Rather than choosing between alignment with the US or Europe, ‘Global Britain’ wants to cast itself as a diplomatic broker and bridge builder. The government has put forward the idea of setting up a ‘D10’, a group of democracies, made up of the G7 countries, plus Australia, South Korea and India. The group would be focused on finding alternative suppliers of 5G to Huawei, and reducing reliance on China for supplies of critical goods.

Whether Brexit-Britain can play such a bridge-building role remains to be seen. Nothing prevented the UK from doing so as a member of the EU. Had the UK stayed in the EU, it would have been able to exert a greater influence on the Union’s stance towards China, particularly on devising a tougher response to Beijing’s actions in Hong Kong.
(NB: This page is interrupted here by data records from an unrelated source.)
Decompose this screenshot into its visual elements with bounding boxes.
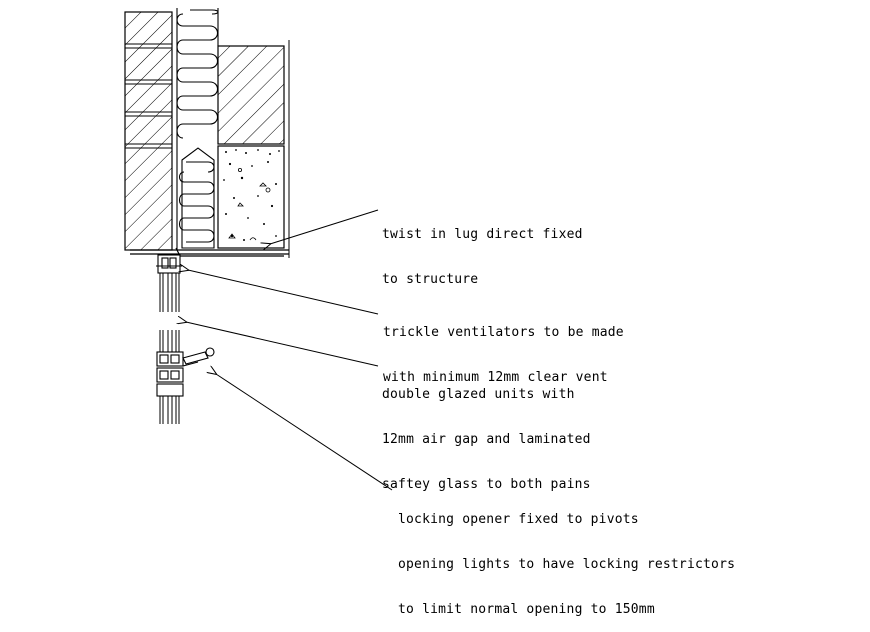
- leader-opener: [216, 374, 393, 491]
- pivot-opener-hardware: [156, 347, 215, 397]
- concrete-lintel: [217, 145, 285, 249]
- annotation-opener: locking opener fixed to pivots opening l…: [398, 482, 735, 632]
- outer-brick-leaf: [124, 11, 173, 251]
- annotation-glazing-line-1: double glazed units with: [382, 387, 575, 402]
- annotation-glazing: double glazed units with 12mm air gap an…: [382, 357, 591, 507]
- annotation-opener-line-2: opening lights to have locking restricto…: [398, 557, 736, 572]
- annotation-vent-line-2: with minimum 12mm clear vent: [383, 370, 608, 385]
- annotation-opener-line-1: locking opener fixed to pivots: [398, 512, 639, 527]
- cavity-insulation: [176, 8, 219, 250]
- annotation-glazing-line-2: 12mm air gap and laminated: [382, 432, 591, 447]
- leader-glazing: [186, 322, 379, 367]
- inner-blockwork-leaf: [217, 40, 290, 258]
- double-glazed-unit: [159, 273, 180, 352]
- double-glazed-unit-lower: [159, 396, 180, 424]
- annotation-vent-line-1: trickle ventilators to be made: [383, 325, 624, 340]
- window-frame-head: [156, 254, 182, 274]
- leader-lug: [270, 209, 379, 244]
- annotation-lug-line-2: to structure: [382, 272, 479, 287]
- leader-vent: [188, 270, 379, 315]
- annotation-opener-line-3: to limit normal opening to 150mm: [398, 602, 655, 617]
- annotation-glazing-line-3: saftey glass to both pains: [382, 477, 591, 492]
- leader-lines: [186, 209, 393, 491]
- annotation-lug-line-1: twist in lug direct fixed: [382, 227, 583, 242]
- annotation-lug: twist in lug direct fixed to structure: [382, 197, 583, 302]
- annotation-vent: trickle ventilators to be made with mini…: [383, 295, 624, 400]
- window-head-section-drawing: [124, 8, 393, 491]
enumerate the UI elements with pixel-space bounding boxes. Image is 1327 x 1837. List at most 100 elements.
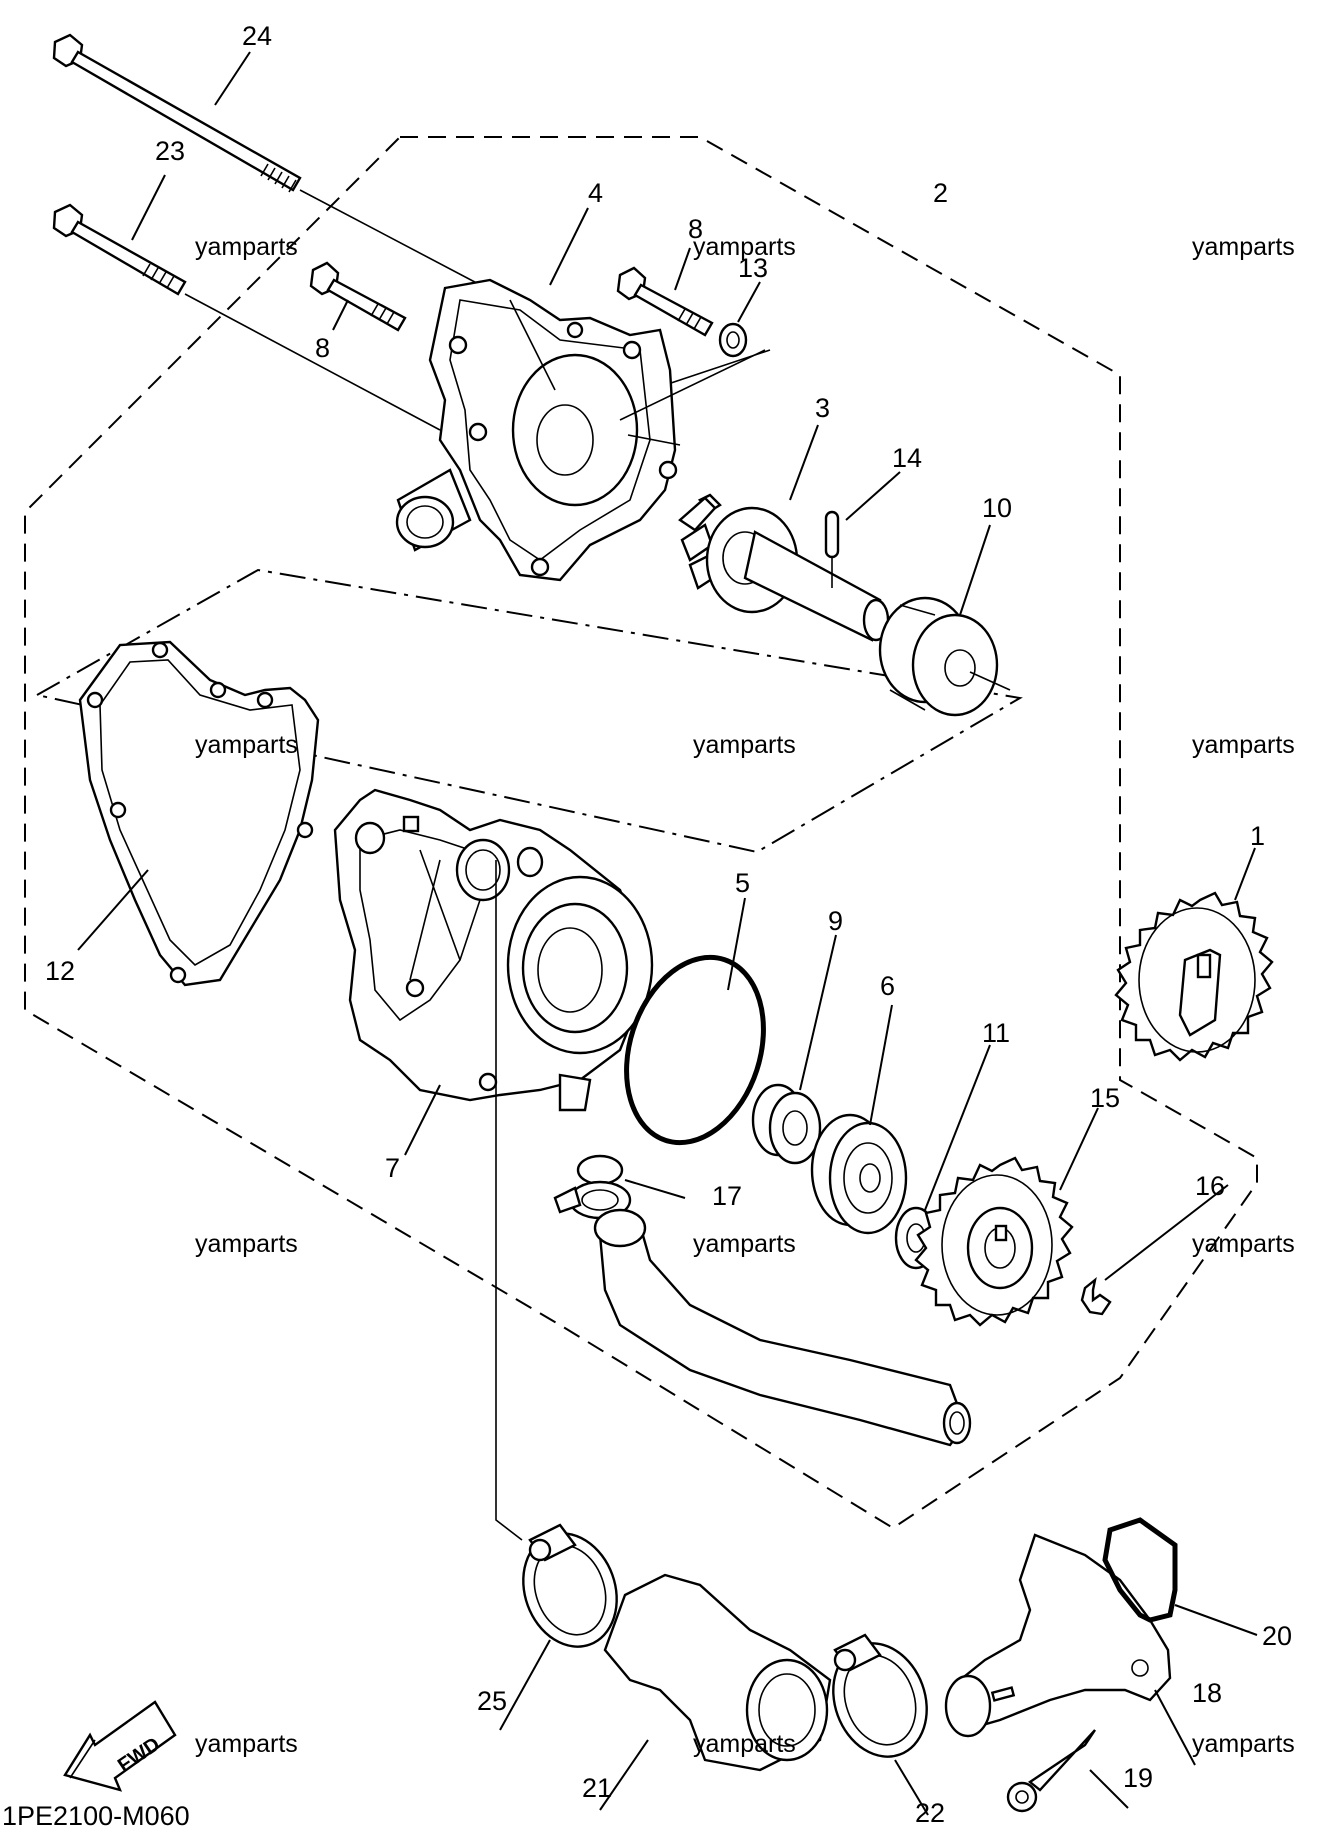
leader-22 — [894, 1759, 929, 1816]
watermark-7: yamparts — [195, 1230, 298, 1258]
callout-17: 17 — [712, 1181, 742, 1211]
leader-17 — [624, 1179, 686, 1199]
callout-22: 22 — [915, 1798, 945, 1828]
bolt-8-left[interactable] — [309, 261, 407, 332]
projection-10 — [969, 671, 1011, 691]
leader-21 — [599, 1739, 649, 1811]
leader-8-left — [332, 299, 349, 331]
clamp-22[interactable] — [818, 1630, 942, 1770]
callout-14: 14 — [892, 443, 922, 473]
leader-15 — [1059, 1107, 1099, 1191]
watermark-2: yamparts — [693, 233, 796, 261]
diagram-code: 1PE2100-M060 — [2, 1801, 190, 1831]
leader-1 — [1234, 847, 1256, 901]
leader-11 — [924, 1044, 991, 1211]
callout-19: 19 — [1123, 1763, 1153, 1793]
leader-14 — [845, 471, 901, 521]
bolt-24[interactable] — [52, 33, 302, 193]
callout-1: 1 — [1250, 821, 1265, 851]
bolt-19[interactable] — [1006, 1729, 1096, 1813]
callout-8-right: 8 — [688, 214, 703, 244]
leader-4 — [549, 207, 589, 286]
leader-23 — [131, 174, 166, 241]
watermark-3: yamparts — [1192, 233, 1295, 261]
callout-5: 5 — [735, 868, 750, 898]
callout-25: 25 — [477, 1686, 507, 1716]
projection-7 — [495, 860, 523, 1541]
hose-21[interactable] — [603, 1573, 832, 1772]
watermark-8: yamparts — [693, 1230, 796, 1258]
projection-13 — [619, 349, 766, 421]
callout-8-left: 8 — [315, 333, 330, 363]
gear-15[interactable] — [914, 1156, 1074, 1327]
callout-16: 16 — [1195, 1171, 1225, 1201]
seal-10[interactable] — [878, 596, 999, 717]
fwd-arrow-icon — [63, 1700, 177, 1792]
watermark-1: yamparts — [195, 233, 298, 261]
callout-23: 23 — [155, 136, 185, 166]
assembly-boundary-2 — [24, 136, 1258, 1530]
callout-11: 11 — [982, 1018, 1010, 1048]
impeller-3[interactable] — [678, 493, 890, 642]
circlip-16[interactable] — [1080, 1277, 1112, 1316]
o-ring-5[interactable] — [604, 940, 786, 1161]
clamp-25[interactable] — [508, 1520, 632, 1660]
watermark-6: yamparts — [1192, 731, 1295, 759]
pump-cover-4[interactable] — [395, 278, 678, 582]
callout-24: 24 — [242, 21, 272, 51]
leader-8-right — [674, 247, 691, 291]
leader-3 — [789, 424, 819, 501]
leader-9 — [799, 934, 837, 1091]
leader-16 — [1104, 1184, 1229, 1281]
outlet-fitting-18[interactable] — [944, 1533, 1172, 1738]
pin-14[interactable] — [824, 510, 840, 588]
leader-25 — [499, 1639, 551, 1731]
leader-5 — [727, 897, 746, 991]
hose-17-pipe — [593, 1208, 972, 1447]
bearing-9[interactable] — [751, 1083, 822, 1165]
bearing-6[interactable] — [810, 1113, 908, 1235]
o-ring-20[interactable] — [1102, 1517, 1178, 1623]
gear-1[interactable] — [1114, 891, 1274, 1062]
callout-2: 2 — [933, 178, 948, 208]
gasket-plane-outline — [36, 568, 1023, 854]
callout-6: 6 — [880, 971, 895, 1001]
leader-12 — [77, 869, 149, 951]
callout-3: 3 — [815, 393, 830, 423]
watermark-4: yamparts — [195, 731, 298, 759]
callout-20: 20 — [1262, 1621, 1292, 1651]
watermark-12: yamparts — [1192, 1730, 1295, 1758]
projection-23 — [184, 293, 441, 431]
callout-18: 18 — [1192, 1678, 1222, 1708]
gasket-12[interactable] — [78, 640, 320, 987]
leader-18 — [1154, 1689, 1196, 1766]
leader-6 — [869, 1004, 893, 1126]
leader-4-inner — [509, 299, 556, 391]
pump-housing-7[interactable] — [333, 788, 654, 1112]
callout-10: 10 — [982, 493, 1012, 523]
leader-10 — [959, 524, 991, 616]
projection-24 — [299, 189, 491, 291]
watermark-9: yamparts — [1192, 1230, 1295, 1258]
callout-15: 15 — [1090, 1083, 1120, 1113]
callout-4: 4 — [588, 178, 603, 208]
leader-13 — [737, 281, 761, 323]
watermark-5: yamparts — [693, 731, 796, 759]
leader-7 — [404, 1084, 441, 1156]
hose-clamp-17[interactable] — [553, 1154, 632, 1220]
leader-24 — [214, 51, 251, 106]
washer-13[interactable] — [718, 322, 748, 358]
callout-7: 7 — [385, 1153, 400, 1183]
callout-9: 9 — [828, 906, 843, 936]
projection-13b — [627, 434, 681, 446]
callout-21: 21 — [582, 1773, 612, 1803]
leader-20 — [1174, 1604, 1258, 1636]
bolt-23[interactable] — [52, 203, 187, 296]
watermark-10: yamparts — [195, 1730, 298, 1758]
watermark-11: yamparts — [693, 1730, 796, 1758]
leader-19 — [1089, 1769, 1129, 1809]
callout-12: 12 — [45, 956, 75, 986]
callout-13: 13 — [738, 253, 768, 283]
bolt-8-right[interactable] — [616, 266, 714, 337]
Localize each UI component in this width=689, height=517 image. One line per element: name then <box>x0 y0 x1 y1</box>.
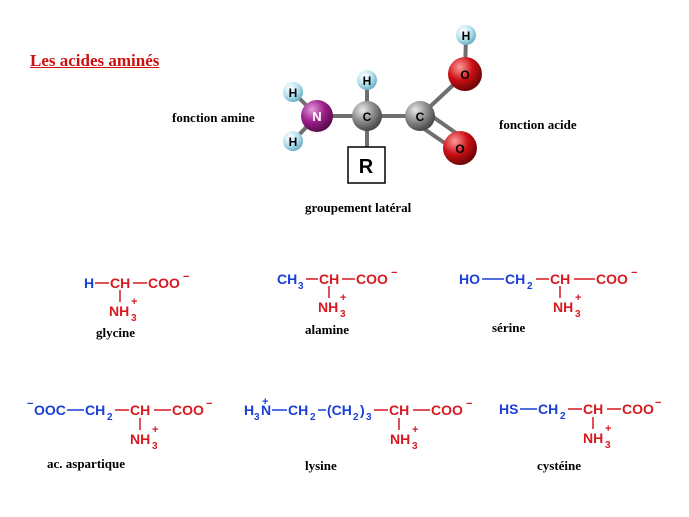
formula-charge: + <box>575 292 581 304</box>
hydrogen-atom-acid: H <box>456 25 476 45</box>
formula-charge: − <box>183 271 189 283</box>
name-cysteine: cystéine <box>537 458 582 473</box>
formula-atom: OOC <box>34 402 66 418</box>
formula-subscript: 2 <box>310 412 316 423</box>
atom-label: H <box>462 29 471 43</box>
formula-atom: H <box>244 402 254 418</box>
r-label: R <box>359 156 374 178</box>
formula-atom: NH <box>390 431 410 447</box>
formula-atom: CH <box>389 402 409 418</box>
formula-subscript: 3 <box>131 313 137 324</box>
atom-label: H <box>363 74 372 88</box>
atom-label: H <box>289 86 298 100</box>
formula-subscript: 3 <box>298 281 304 292</box>
name-lysine: lysine <box>305 458 337 473</box>
formula-charge: + <box>262 396 268 408</box>
formula-atom: NH <box>583 430 603 446</box>
atom-label: C <box>416 110 425 124</box>
formula-charge: + <box>412 424 418 436</box>
formula-serine: HO CH 2 CH COO − NH 3 + <box>459 267 637 320</box>
formula-atom: COO <box>356 271 388 287</box>
name-serine: sérine <box>492 320 526 335</box>
atom-label: O <box>455 142 464 156</box>
formula-atom: CH <box>319 271 339 287</box>
formula-subscript: 3 <box>152 441 158 452</box>
formula-lysine: + H 3 N CH 2 (CH 2 ) 3 CH COO − NH 3 + <box>244 396 472 452</box>
formula-atom: CH <box>85 402 105 418</box>
name-glycine: glycine <box>96 325 135 340</box>
formula-atom: CH <box>110 275 130 291</box>
formula-atom: H <box>84 275 94 291</box>
formula-atom: NH <box>553 299 573 315</box>
formula-subscript: 2 <box>560 411 566 422</box>
page-title: Les acides aminés <box>30 51 160 70</box>
formula-subscript: 2 <box>527 281 533 292</box>
label-fonction-acide: fonction acide <box>499 117 577 132</box>
atom-label: N <box>312 109 321 124</box>
formula-atom: CH <box>583 401 603 417</box>
formula-atom: CH <box>505 271 525 287</box>
formula-charge: + <box>152 424 158 436</box>
formula-charge: − <box>391 267 397 279</box>
label-groupement-lateral: groupement latéral <box>305 200 412 215</box>
formula-atom: HS <box>499 401 518 417</box>
formula-atom: N <box>261 402 271 418</box>
formula-charge: − <box>466 398 472 410</box>
formula-atom: HO <box>459 271 480 287</box>
formula-atom: COO <box>431 402 463 418</box>
formula-atom: COO <box>172 402 204 418</box>
formula-glycine: H CH COO − NH 3 + <box>84 271 189 324</box>
formula-charge: + <box>340 292 346 304</box>
hydrogen-atom-alpha: H <box>357 70 377 90</box>
formula-atom: CH <box>277 271 297 287</box>
carbon-atom-acid: C <box>405 101 435 131</box>
formula-aspartique: − OOC CH 2 CH COO − NH 3 + <box>27 398 212 452</box>
formula-charge: − <box>631 267 637 279</box>
carbon-atom-alpha: C <box>352 101 382 131</box>
hydrogen-atom-amine-top: H <box>283 82 303 102</box>
formula-atom: ) <box>360 402 365 418</box>
formula-alamine: CH 3 CH COO − NH 3 + <box>277 267 397 320</box>
formula-atom: CH <box>538 401 558 417</box>
atom-label: C <box>363 110 372 124</box>
formula-subscript: 2 <box>107 412 113 423</box>
formula-atom: NH <box>130 431 150 447</box>
formula-subscript: 3 <box>254 412 260 423</box>
formula-atom: (CH <box>327 402 352 418</box>
formula-atom: COO <box>148 275 180 291</box>
formula-subscript: 3 <box>412 441 418 452</box>
name-alamine: alamine <box>305 322 350 337</box>
formula-charge: − <box>655 397 661 409</box>
side-chain-r-box: R <box>347 146 386 184</box>
formula-atom: CH <box>288 402 308 418</box>
formula-atom: NH <box>109 303 129 319</box>
formula-subscript: 2 <box>353 412 359 423</box>
oxygen-atom-top: O <box>448 57 482 91</box>
formula-charge: + <box>131 296 137 308</box>
formula-atom: CH <box>130 402 150 418</box>
hydrogen-atom-amine-bottom: H <box>283 131 303 151</box>
label-fonction-amine: fonction amine <box>172 110 255 125</box>
formula-charge: − <box>27 398 33 410</box>
formula-atom: COO <box>622 401 654 417</box>
formula-subscript: 3 <box>366 412 372 423</box>
formula-subscript: 3 <box>340 309 346 320</box>
oxygen-atom-bottom: O <box>443 131 477 165</box>
formula-subscript: 3 <box>575 309 581 320</box>
formula-subscript: 3 <box>605 440 611 451</box>
formula-charge: + <box>605 423 611 435</box>
formula-atom: CH <box>550 271 570 287</box>
nitrogen-atom: N <box>301 100 333 132</box>
atom-label: H <box>289 135 298 149</box>
formula-cysteine: HS CH 2 CH COO − NH 3 + <box>499 397 661 451</box>
formula-atom: COO <box>596 271 628 287</box>
formula-charge: − <box>206 398 212 410</box>
atom-label: O <box>460 68 469 82</box>
name-aspartique: ac. aspartique <box>47 456 125 471</box>
formula-atom: NH <box>318 299 338 315</box>
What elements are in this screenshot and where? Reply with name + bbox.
It may also have had greater protection inside the EU from any Chinese retaliation.

Nevertheless, the UK’s allies should constructively engage with its ideas as and when they become more concrete. Creating a forum that seeks to foster cooperation on new technologies between the world’s largest and most powerful democracies would be a good idea in an uncertain post-COVID world.

Luigi Scazzieri is research fellow at the CER.